Pierre Vergès, c’est tout à son honneur, vient de contribuer au débat sur les carburants en faisant un certain nombre de propositions susceptibles d’après lui, de notamment faire baisser les prix à la pompe. Comparant le prix CAF (le Coût Assurance et Fret) du gazole importé à Maurice, environ 22 cts le litre, avec le prix CAF du gazole importé à La Réunion qui atteint les 60 cts (en février 2012, c’est plus de 66 cts), il propose dans un premier temps de mutualiser le transport des carburants pour les deux îles.
Cette étape pourrait même, nous dit-il, être rapidement mise en place et permettrait une diminution du coût du fret pour un marché global de 1,9 millions d’habitants. Laissons de côté le fait qu’il est hasardeux de comparer les prix CAF mauriciens et réunionnais, les sources d’approvisionnement et le trajet étant fort différents, le véritable obstacle à cette entreprise de réorganisation de la filière réside surtout dans la nature des carburants importés dans les deux îles, nos voisins n’étant pas soumis comme nous aux normes européennes qui spécifient notamment leur teneur en souffre. Une étude de l’Autorité de la Concurrence de mars 2009 portant précisément sur une possibilité de mutualiser le transport avec Maurice concluait qu’une telle solution « ne présenterait pas d’avantage significatif en termes de coût sauf à accepter des produits très éloignés de ces normes ». Les pays voisins appliquent en effet des normes allant de 500 à 5000 ppm contre 10 ppm actuellement pour notre île (ppm = partie par millions, soit dans notre île une teneur en souffre égale ou inférieure à 10 parties par millions ou l’équivalent de 10 grammes par tonne).
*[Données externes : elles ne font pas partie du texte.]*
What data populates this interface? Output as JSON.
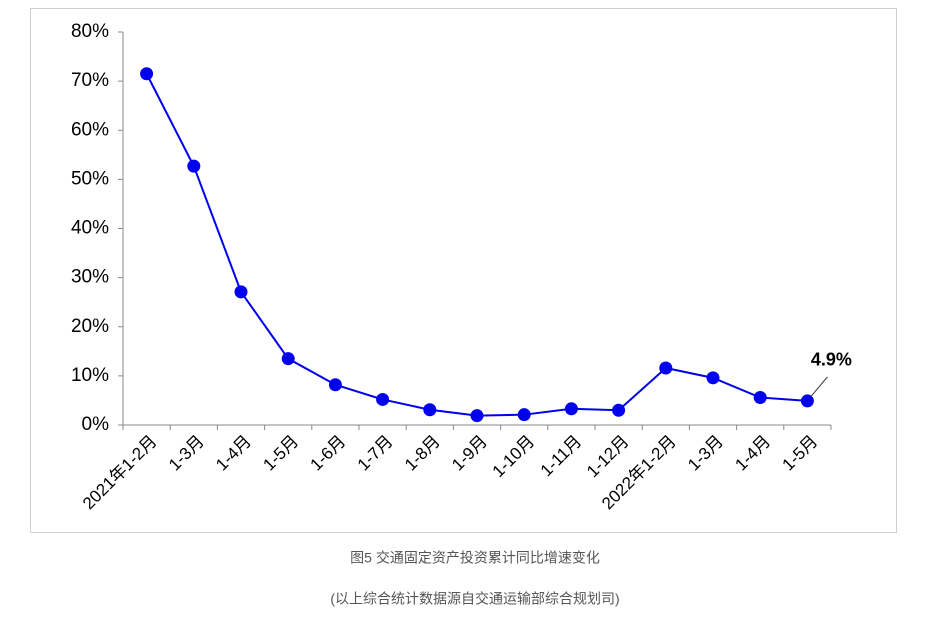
{
  "chart_data": {
    "type": "line",
    "categories": [
      "2021年1-2月",
      "1-3月",
      "1-4月",
      "1-5月",
      "1-6月",
      "1-7月",
      "1-8月",
      "1-9月",
      "1-10月",
      "1-11月",
      "1-12月",
      "2022年1-2月",
      "1-3月",
      "1-4月",
      "1-5月"
    ],
    "series": [
      {
        "color": "#0000ee",
        "values": [
          71.5,
          52.7,
          27.1,
          13.5,
          8.2,
          5.2,
          3.1,
          1.9,
          2.1,
          3.3,
          3.0,
          11.6,
          9.6,
          5.6,
          4.9
        ]
      }
    ],
    "ylim": [
      0,
      80
    ],
    "yticks": [
      {
        "value": 0,
        "label": "0%"
      },
      {
        "value": 10,
        "label": "10%"
      },
      {
        "value": 20,
        "label": "20%"
      },
      {
        "value": 30,
        "label": "30%"
      },
      {
        "value": 40,
        "label": "40%"
      },
      {
        "value": 50,
        "label": "50%"
      },
      {
        "value": 60,
        "label": "60%"
      },
      {
        "value": 70,
        "label": "70%"
      },
      {
        "value": 80,
        "label": "80%"
      }
    ],
    "annotation": "4.9%",
    "caption": "图5   交通固定资产投资累计同比增速变化",
    "source": "(以上综合统计数据源自交通运输部综合规划司)"
  }
}
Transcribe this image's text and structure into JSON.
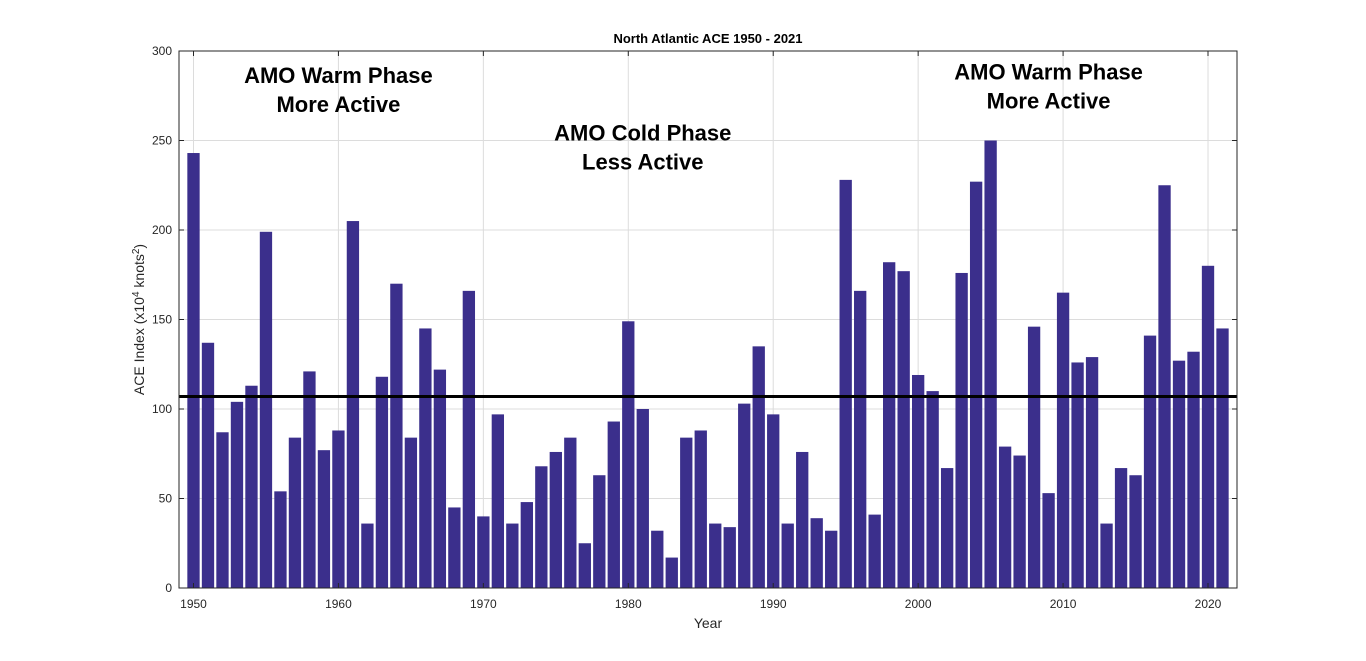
{
  "colors": {
    "bar": "#3b2f8c",
    "reference_line": "#000000",
    "grid": "#dcdcdc",
    "axis": "#262626"
  },
  "chart_data": {
    "type": "bar",
    "title": "North Atlantic ACE 1950 - 2021",
    "xlabel": "Year",
    "ylabel": {
      "prefix": "ACE Index (x10",
      "sup1": "4",
      "mid": " knots",
      "sup2": "2",
      "suffix": ")"
    },
    "xlim": [
      1949,
      2022
    ],
    "ylim": [
      0,
      300
    ],
    "xticks": [
      1950,
      1960,
      1970,
      1980,
      1990,
      2000,
      2010,
      2020
    ],
    "yticks": [
      0,
      50,
      100,
      150,
      200,
      250,
      300
    ],
    "grid": true,
    "reference_line": 107,
    "x": [
      1950,
      1951,
      1952,
      1953,
      1954,
      1955,
      1956,
      1957,
      1958,
      1959,
      1960,
      1961,
      1962,
      1963,
      1964,
      1965,
      1966,
      1967,
      1968,
      1969,
      1970,
      1971,
      1972,
      1973,
      1974,
      1975,
      1976,
      1977,
      1978,
      1979,
      1980,
      1981,
      1982,
      1983,
      1984,
      1985,
      1986,
      1987,
      1988,
      1989,
      1990,
      1991,
      1992,
      1993,
      1994,
      1995,
      1996,
      1997,
      1998,
      1999,
      2000,
      2001,
      2002,
      2003,
      2004,
      2005,
      2006,
      2007,
      2008,
      2009,
      2010,
      2011,
      2012,
      2013,
      2014,
      2015,
      2016,
      2017,
      2018,
      2019,
      2020,
      2021
    ],
    "values": [
      243,
      137,
      87,
      104,
      113,
      199,
      54,
      84,
      121,
      77,
      88,
      205,
      36,
      118,
      170,
      84,
      145,
      122,
      45,
      166,
      40,
      97,
      36,
      48,
      68,
      76,
      84,
      25,
      63,
      93,
      149,
      100,
      32,
      17,
      84,
      88,
      36,
      34,
      103,
      135,
      97,
      36,
      76,
      39,
      32,
      228,
      166,
      41,
      182,
      177,
      119,
      110,
      67,
      176,
      227,
      250,
      79,
      74,
      146,
      53,
      165,
      126,
      129,
      36,
      67,
      63,
      141,
      225,
      127,
      132,
      180,
      145
    ],
    "annotations": [
      {
        "lines": [
          "AMO Warm Phase",
          "More Active"
        ],
        "x": 1960,
        "y": 282
      },
      {
        "lines": [
          "AMO Cold Phase",
          "Less Active"
        ],
        "x": 1981,
        "y": 250
      },
      {
        "lines": [
          "AMO Warm Phase",
          "More Active"
        ],
        "x": 2009,
        "y": 284
      }
    ]
  }
}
Certes, La Réunion pourrait demander une dérogation à la Directive européenne mais l’importation d’un carburant polluant, très éloigné des normes européennes, aurait des conséquences néfastes sur l’environnement, sur la santé publique et sur le parc automobile lui-même. Un rabais de quelques centimes par litre de carburant justifierait-il de tels renoncements ?
Cet obstacle des normes des carburants rend aussi caduque, à court et moyen terme, la suite des propositions formulées par Pierre Vergès, à savoir la création d’une compagnie maritime régionale et d’une raffinerie à Madagascar, ce dernier point étant encore plus problématique au vu des incertitudes politiques régnant dans la Grande île et de l’état de son économie. Bref, si ces propositions ont le mérite de contribuer au débat, elles ne permettraient ni de faire baisser les prix à la pompe, ni de résoudre le problème de notre addiction au pétrole, la solution ne peut être que réunionnaise et consistera avant tout à construire une nouvelle politique des déplacements dans laquelle la part du tout routier devra impérativement et significativement être réduite dans les années à venir.